Addy was diagnosed with Batten disease in September 2020 during the height of the pandemic.
She was just four at the time, and later had brain surgery on October 15, 2020.
The disease means that Addy is cognitively about 18 months old even though she’s now five.
Since the diagnosis, Addy and her family have been traveling to St Ormond’s Street for fortnightly treatment and checkups.
David said: “Whenever you see programs like Children in Need, you never expect that you will walk down the halls and operating theaters that you see on those kinds of shows.
“Every two weeks since diagnosis we’ve been traveling in via public transport.
“When Omicron and other variants have been at their highest, we’ve had to drive in which can take three-and-a-half to four hours.

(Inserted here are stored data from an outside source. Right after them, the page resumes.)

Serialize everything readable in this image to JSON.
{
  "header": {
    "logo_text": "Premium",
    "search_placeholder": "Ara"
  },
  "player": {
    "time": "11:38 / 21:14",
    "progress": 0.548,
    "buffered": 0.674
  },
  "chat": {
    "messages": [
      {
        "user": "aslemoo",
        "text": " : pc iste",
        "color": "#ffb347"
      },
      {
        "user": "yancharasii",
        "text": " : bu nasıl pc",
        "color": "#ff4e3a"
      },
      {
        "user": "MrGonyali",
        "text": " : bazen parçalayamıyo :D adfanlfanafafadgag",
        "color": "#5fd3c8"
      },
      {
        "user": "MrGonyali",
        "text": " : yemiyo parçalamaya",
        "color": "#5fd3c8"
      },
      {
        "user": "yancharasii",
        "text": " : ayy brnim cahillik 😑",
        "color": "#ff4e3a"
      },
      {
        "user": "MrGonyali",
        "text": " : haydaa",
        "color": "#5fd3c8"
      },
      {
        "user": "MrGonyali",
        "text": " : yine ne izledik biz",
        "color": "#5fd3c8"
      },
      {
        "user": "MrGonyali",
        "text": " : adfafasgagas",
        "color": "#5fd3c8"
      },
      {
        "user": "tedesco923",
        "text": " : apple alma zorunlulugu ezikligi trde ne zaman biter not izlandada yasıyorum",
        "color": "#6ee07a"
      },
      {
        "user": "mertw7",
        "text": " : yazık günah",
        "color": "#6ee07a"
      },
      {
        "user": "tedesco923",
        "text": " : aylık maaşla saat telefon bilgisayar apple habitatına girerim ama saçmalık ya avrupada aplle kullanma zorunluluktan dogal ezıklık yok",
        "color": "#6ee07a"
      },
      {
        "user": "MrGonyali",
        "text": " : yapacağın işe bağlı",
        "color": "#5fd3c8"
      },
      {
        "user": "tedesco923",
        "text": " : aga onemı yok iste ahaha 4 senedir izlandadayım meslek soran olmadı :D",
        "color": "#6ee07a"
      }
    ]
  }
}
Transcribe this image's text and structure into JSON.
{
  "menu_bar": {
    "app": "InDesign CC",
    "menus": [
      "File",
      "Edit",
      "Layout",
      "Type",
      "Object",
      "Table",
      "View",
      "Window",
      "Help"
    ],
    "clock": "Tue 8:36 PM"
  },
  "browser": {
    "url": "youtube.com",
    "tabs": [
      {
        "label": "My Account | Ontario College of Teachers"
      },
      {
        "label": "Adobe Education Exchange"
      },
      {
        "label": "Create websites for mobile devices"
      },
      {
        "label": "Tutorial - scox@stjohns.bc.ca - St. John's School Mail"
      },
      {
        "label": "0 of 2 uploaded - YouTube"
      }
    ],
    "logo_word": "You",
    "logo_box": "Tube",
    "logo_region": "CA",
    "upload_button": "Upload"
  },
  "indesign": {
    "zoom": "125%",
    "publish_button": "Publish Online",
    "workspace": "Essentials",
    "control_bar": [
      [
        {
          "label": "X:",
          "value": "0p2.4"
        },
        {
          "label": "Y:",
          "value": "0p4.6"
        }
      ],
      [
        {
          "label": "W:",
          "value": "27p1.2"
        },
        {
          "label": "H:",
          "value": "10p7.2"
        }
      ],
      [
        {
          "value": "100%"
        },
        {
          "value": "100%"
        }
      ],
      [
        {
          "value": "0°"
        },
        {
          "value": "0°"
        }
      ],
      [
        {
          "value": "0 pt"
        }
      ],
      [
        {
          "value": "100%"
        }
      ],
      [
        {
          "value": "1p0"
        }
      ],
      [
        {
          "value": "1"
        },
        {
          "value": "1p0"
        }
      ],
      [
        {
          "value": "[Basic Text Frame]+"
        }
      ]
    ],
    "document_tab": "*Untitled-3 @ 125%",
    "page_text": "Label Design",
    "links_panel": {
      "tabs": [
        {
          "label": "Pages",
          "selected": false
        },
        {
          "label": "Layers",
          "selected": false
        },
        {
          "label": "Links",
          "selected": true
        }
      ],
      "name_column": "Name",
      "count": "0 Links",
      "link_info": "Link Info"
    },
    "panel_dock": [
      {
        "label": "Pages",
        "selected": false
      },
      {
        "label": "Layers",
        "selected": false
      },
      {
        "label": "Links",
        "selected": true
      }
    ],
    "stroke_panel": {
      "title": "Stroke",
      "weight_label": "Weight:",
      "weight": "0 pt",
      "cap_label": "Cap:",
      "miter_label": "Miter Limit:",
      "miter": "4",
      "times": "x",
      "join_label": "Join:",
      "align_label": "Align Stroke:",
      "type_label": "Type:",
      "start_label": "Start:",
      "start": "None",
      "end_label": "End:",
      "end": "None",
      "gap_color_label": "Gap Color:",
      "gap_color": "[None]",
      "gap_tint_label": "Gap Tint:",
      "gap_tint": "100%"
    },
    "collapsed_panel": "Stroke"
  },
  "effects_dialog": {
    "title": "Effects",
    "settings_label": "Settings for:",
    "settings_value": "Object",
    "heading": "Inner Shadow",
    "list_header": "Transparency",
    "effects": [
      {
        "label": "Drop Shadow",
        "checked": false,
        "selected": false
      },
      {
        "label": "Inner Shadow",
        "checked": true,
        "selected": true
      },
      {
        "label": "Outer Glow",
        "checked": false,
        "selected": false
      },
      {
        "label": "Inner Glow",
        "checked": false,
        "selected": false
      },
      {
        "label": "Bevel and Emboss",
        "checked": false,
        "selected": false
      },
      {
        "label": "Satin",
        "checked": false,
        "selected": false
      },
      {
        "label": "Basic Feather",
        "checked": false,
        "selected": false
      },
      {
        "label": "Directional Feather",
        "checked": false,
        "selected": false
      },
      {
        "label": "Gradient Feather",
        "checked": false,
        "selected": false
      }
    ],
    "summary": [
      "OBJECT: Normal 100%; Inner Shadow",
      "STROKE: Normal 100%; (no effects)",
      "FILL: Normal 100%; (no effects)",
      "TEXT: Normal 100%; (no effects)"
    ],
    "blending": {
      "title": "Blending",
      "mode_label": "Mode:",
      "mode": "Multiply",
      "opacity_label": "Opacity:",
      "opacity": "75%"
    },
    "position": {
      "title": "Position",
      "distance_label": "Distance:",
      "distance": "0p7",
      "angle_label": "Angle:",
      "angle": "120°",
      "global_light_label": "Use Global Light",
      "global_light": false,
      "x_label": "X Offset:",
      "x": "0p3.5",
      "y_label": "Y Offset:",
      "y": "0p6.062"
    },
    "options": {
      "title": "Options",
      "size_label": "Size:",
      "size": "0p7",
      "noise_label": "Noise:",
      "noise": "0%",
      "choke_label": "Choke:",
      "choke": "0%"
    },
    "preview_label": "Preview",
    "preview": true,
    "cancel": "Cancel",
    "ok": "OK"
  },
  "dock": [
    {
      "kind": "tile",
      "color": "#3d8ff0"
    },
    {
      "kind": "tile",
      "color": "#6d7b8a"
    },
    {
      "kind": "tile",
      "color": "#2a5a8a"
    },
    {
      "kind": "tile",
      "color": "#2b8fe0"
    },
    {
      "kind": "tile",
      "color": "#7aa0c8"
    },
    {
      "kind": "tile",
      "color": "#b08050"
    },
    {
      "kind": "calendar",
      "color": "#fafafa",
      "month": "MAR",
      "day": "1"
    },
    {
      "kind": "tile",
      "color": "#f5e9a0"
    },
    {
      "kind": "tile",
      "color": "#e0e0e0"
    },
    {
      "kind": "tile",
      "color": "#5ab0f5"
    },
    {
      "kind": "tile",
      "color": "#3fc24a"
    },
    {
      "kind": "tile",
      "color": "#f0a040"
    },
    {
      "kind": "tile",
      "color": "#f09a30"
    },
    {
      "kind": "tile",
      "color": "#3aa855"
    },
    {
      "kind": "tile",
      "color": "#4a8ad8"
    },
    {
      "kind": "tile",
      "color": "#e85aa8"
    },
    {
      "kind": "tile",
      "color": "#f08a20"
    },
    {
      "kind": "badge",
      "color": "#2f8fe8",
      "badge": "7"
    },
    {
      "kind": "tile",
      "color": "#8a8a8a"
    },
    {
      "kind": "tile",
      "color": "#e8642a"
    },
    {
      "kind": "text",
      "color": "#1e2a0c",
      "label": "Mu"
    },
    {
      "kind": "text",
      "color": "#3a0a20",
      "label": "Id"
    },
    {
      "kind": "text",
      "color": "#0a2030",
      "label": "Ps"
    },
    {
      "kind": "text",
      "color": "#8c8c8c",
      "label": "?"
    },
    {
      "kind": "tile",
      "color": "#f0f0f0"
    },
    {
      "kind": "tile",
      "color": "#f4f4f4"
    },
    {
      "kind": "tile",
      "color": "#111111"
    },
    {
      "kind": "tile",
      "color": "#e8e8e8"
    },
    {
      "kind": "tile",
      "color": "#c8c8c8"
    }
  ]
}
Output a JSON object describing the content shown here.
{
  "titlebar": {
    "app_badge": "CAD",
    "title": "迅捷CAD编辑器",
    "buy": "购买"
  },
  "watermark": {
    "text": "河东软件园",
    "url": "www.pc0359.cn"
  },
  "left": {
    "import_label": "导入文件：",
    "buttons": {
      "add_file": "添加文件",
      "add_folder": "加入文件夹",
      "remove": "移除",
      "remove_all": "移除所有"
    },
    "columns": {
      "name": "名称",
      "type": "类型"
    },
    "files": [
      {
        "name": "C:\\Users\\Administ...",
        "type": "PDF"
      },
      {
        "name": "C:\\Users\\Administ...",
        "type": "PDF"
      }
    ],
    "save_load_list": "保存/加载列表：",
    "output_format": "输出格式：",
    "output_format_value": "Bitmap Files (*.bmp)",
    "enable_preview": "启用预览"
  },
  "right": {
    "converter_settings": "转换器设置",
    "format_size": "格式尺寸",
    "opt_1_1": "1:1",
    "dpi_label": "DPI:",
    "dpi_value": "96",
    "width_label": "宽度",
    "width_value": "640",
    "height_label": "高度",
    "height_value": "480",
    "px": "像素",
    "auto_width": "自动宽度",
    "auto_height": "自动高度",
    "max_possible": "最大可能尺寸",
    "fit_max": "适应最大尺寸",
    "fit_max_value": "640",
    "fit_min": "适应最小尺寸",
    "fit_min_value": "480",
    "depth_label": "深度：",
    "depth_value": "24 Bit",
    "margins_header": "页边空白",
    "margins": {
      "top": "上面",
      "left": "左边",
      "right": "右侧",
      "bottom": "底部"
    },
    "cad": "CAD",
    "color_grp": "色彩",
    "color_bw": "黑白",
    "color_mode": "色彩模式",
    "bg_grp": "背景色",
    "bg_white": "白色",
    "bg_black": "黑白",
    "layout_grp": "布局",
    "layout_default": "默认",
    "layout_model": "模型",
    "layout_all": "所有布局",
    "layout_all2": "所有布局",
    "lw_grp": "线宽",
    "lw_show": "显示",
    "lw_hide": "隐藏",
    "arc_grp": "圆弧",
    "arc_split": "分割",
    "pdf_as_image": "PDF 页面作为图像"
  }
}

“It’s been a very strange time.”
David also said that they’ve only been to St Ormond Street during the pandemic so it’s been like a “reverse culture shock” to have restrictions gradually lift as time has gone on when they’ve visited the hospital.
The GoFundMe page their friend Sue set up has now raised around £3,300. The original target was £2,500 when the page was set up a few weeks ago.
David said he was warmed by people’s generosity, as a lot of parents who he and his partner helped as youth workers have donated.